Tem graça isto. Sócrates divide as águas, disso não haja dúvidas. Ontem escrevi um texto sobre o que se passou na RTP (o ataque à má fila que José Rodrigues dos Santos lhe desferiu), e as visitas ao UJM não param e os comentários agitam-se.
Os ânimos exaltam-se de cada vez que o tema Sócrates vem à baila e há pessoas que perdem a tramontana. Odeiam o homem e, muito sinceramente, não percebo porquê. Não sei o que tem ele que esfrangalha tão facilmente a racionalidade de alguns (a menos que a dita racionalidade já seja, de si, escassa).
Tenho a dizer-vos, meus Caros, que não sou das áreas da metafísica, do jornalismo, ou de outras áreas dadas à efabulação. Não.

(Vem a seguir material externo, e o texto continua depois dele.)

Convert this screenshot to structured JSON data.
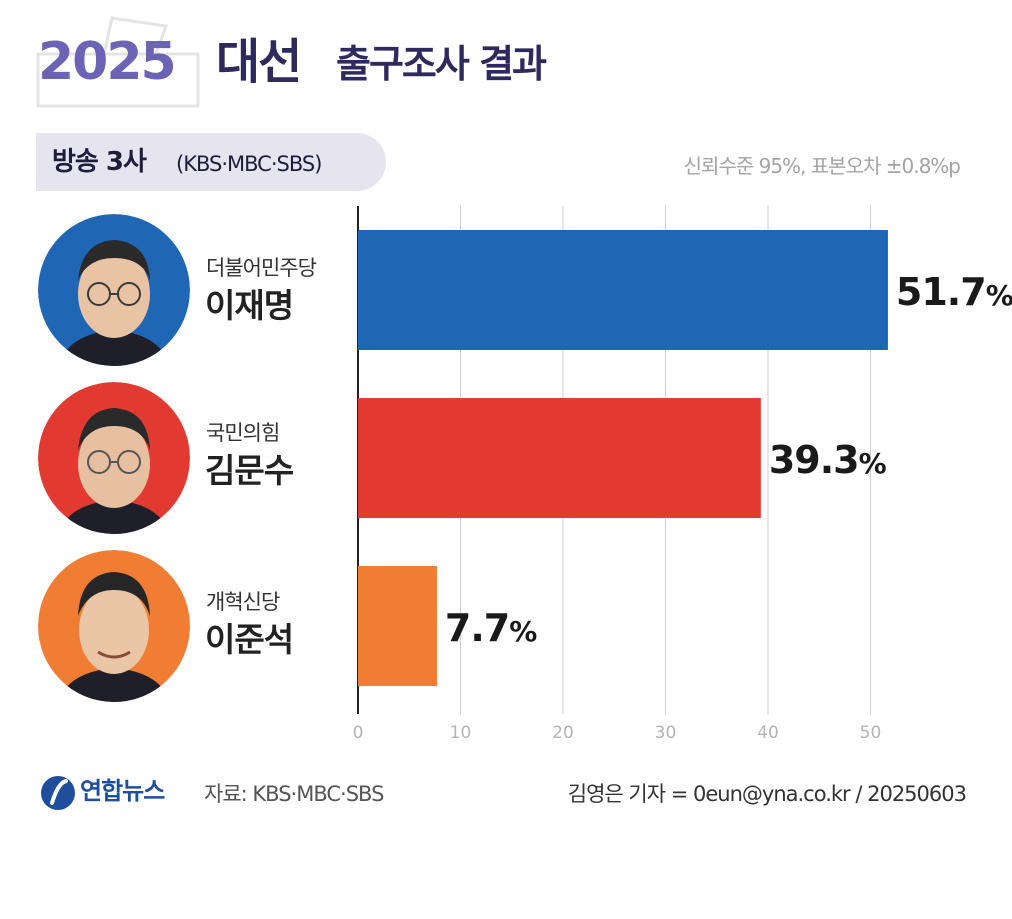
{
  "title": {
    "year": "2025",
    "election": "대선",
    "rest": "출구조사 결과"
  },
  "source_pill": {
    "main": "방송 3사",
    "sub": "(KBS·MBC·SBS)"
  },
  "confidence": "신뢰수준 95%, 표본오차 ±0.8%p",
  "chart_data": {
    "type": "bar",
    "orientation": "horizontal",
    "categories": [
      "이재명",
      "김문수",
      "이준석"
    ],
    "parties": [
      "더불어민주당",
      "국민의힘",
      "개혁신당"
    ],
    "values": [
      51.7,
      39.3,
      7.7
    ],
    "value_labels": [
      "51.7",
      "39.3",
      "7.7"
    ],
    "unit": "%",
    "colors": [
      "#1f67b4",
      "#e23a30",
      "#f07d33"
    ],
    "xlim": [
      0,
      52
    ],
    "xticks": [
      0,
      10,
      20,
      30,
      40,
      50
    ],
    "grid": true
  },
  "candidates": [
    {
      "party": "더불어민주당",
      "name": "이재명",
      "avatar_color": "#1f67b4"
    },
    {
      "party": "국민의힘",
      "name": "김문수",
      "avatar_color": "#e23a30"
    },
    {
      "party": "개혁신당",
      "name": "이준석",
      "avatar_color": "#f07d33"
    }
  ],
  "footer": {
    "logo": "연합뉴스",
    "source": "자료: KBS·MBC·SBS",
    "credit": "김영은 기자 = 0eun@yna.co.kr / 20250603"
  }
}
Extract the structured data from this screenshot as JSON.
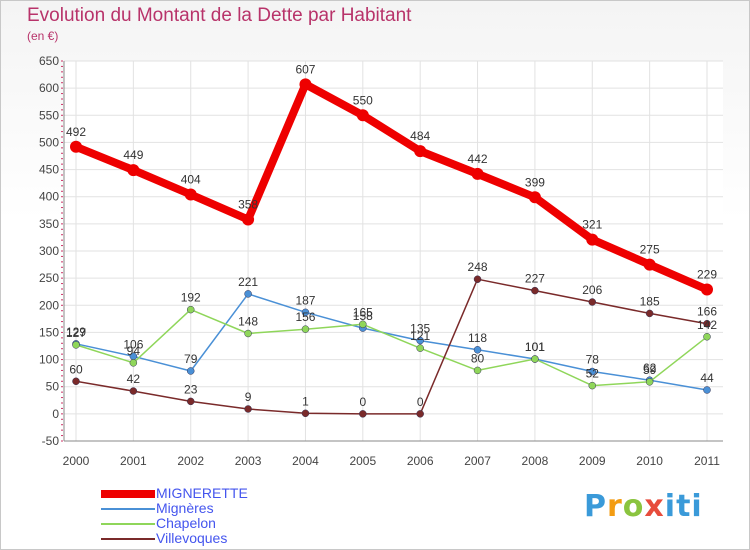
{
  "chart_data": {
    "type": "line",
    "title": "Evolution du Montant de la Dette par Habitant",
    "subtitle": "(en €)",
    "x": [
      "2000",
      "2001",
      "2002",
      "2003",
      "2004",
      "2005",
      "2006",
      "2007",
      "2008",
      "2009",
      "2010",
      "2011"
    ],
    "ylim": [
      -50,
      650
    ],
    "yticks": [
      -50,
      0,
      50,
      100,
      150,
      200,
      250,
      300,
      350,
      400,
      450,
      500,
      550,
      600,
      650
    ],
    "grid": true,
    "legend_position": "bottom-left",
    "series": [
      {
        "name": "MIGNERETTE",
        "color": "#ee0000",
        "values": [
          492,
          449,
          404,
          358,
          607,
          550,
          484,
          442,
          399,
          321,
          275,
          229
        ]
      },
      {
        "name": "Mignères",
        "color": "#4a90d6",
        "values": [
          129,
          106,
          79,
          221,
          187,
          158,
          135,
          118,
          101,
          78,
          62,
          44
        ]
      },
      {
        "name": "Chapelon",
        "color": "#8fd65a",
        "values": [
          127,
          94,
          192,
          148,
          156,
          165,
          121,
          80,
          101,
          52,
          59,
          142
        ]
      },
      {
        "name": "Villevoques",
        "color": "#7a2a2a",
        "values": [
          60,
          42,
          23,
          9,
          1,
          0,
          0,
          248,
          227,
          206,
          185,
          166
        ]
      }
    ]
  },
  "legend": {
    "items": [
      {
        "label": "MIGNERETTE",
        "color": "#ee0000",
        "text_color": "#4455ee"
      },
      {
        "label": "Mignères",
        "color": "#4a90d6",
        "text_color": "#4455ee"
      },
      {
        "label": "Chapelon",
        "color": "#8fd65a",
        "text_color": "#4455ee"
      },
      {
        "label": "Villevoques",
        "color": "#7a2a2a",
        "text_color": "#4455ee"
      }
    ]
  },
  "brand": {
    "logo_text": "Proxiti"
  }
}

A minha formação académica anda pelas áreas das ciências exactas e toda a minha (longa) vida profissional gira à volta de áreas exactas, números, resultados, gestão.
Pelos frutos os conhecemos, disse o apóstolo e por isso me guio. Mas não analiso resultados independentemente do contexto. Invoco de novo a minha formação (académica e pós-académica) e toda a minha (longa) vida profissional para vos dizer que sei bem identificar as variáveis, as restrições, as relações de contexto, as tendências, as causas e as consequências, etc, etc.
Olho para as peças que mostram o desempenho de uma organização e interpreto-as e interpreto-as não em ambiente asséptico mas inseridas no contexto. E analiso-as com racionalidade, não com emoção, muito menos com paixão.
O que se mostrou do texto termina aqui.